8 hours ago, bangon04 said:

oh dear.... what if these artifacts prove that Siam was a vassal state conquered by foreigners back then........??

It probably was, as it was before "Siam", i.e. the Sukhothai kingdom.

 

By the way, the old states had no names, they were known as city states or "Mueang", meaning a town with a defensive wall, and the Thai's city state therefore called "Mueang Thai". "Siam" was a name created by the Portuguese sailors late in the 1400s when they found Ayutthaya, and later official name of the country from 1782 till 1939 (plus 1946-1948)...????

23 minutes ago, khunPer said:

 "Siam" was a name created by the Portuguese sailors late in the 1400s when they found Ayutthaya, and later official name of the country from 1782 till 1939 (plus 1946-1948)...????

Sujit Wongtet looks very closely at the origins of "Siam" in one of his books. I can't find it right now but I think Jit Phumisak showed the origins of "Siam" going back to local Tai language, meaning a land of springs or something similar. There are references to "Siam" tht would be going back well before the 1400s I seem to remember. Jit Phumisak thought it was an area on the Mekhong in present Chiang Rai but Sujit Wongtet feels the evidence points to the Vientiane area. 

32 minutes ago, KhaoNiaw said:

Sujit Wongtet looks very closely at the origins of "Siam" in one of his books.

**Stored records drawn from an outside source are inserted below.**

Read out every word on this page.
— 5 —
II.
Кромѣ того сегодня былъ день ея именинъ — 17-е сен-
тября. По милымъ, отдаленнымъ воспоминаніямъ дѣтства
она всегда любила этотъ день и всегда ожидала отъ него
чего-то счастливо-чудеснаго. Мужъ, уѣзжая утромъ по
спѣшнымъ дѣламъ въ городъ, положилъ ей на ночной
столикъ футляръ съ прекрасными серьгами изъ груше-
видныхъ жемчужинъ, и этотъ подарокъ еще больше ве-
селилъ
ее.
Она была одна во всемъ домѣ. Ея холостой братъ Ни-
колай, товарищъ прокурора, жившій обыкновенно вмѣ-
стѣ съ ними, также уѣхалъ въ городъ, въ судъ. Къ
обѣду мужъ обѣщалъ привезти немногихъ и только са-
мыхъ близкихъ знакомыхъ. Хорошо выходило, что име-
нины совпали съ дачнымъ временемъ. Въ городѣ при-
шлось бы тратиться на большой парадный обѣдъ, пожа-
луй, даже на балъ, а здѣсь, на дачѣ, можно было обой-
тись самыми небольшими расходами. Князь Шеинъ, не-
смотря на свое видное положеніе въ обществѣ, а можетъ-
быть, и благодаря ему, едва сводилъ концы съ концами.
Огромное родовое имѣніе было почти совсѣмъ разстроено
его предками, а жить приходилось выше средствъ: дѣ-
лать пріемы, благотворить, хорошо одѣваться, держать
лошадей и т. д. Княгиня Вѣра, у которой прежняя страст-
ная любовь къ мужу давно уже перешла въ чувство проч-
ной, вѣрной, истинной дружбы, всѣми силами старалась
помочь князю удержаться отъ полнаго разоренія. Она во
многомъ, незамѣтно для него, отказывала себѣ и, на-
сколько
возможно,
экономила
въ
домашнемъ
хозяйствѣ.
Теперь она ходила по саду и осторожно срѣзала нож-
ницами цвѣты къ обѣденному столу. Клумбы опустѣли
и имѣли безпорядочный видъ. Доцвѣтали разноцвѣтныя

I can't find it right now but I think Jit Phumisak showed the origins of "Siam" going back to local Tai language, meaning a land of springs or something similar. There are references to "Siam" tht would be going back well before the 1400s I seem to remember. Jit Phumisak thought it was an area on the Mekhong in present Chiang Rai but Sujit Wongtet feels the evidence points to the Vientiane area. 

Interesting, thanks.

 

Some mentions Siam as originating from the Pali, meaning "Land of Gold", i.e. suvaṇṇabhūmi, others says it originates the sanskrit-word Śyāma, meaning brown or dark. The more populisttic version is the Portuguese sailor's misunderstanding of Xian if the late 1400s, when they asked from where the people (i.e. the elite class) originated.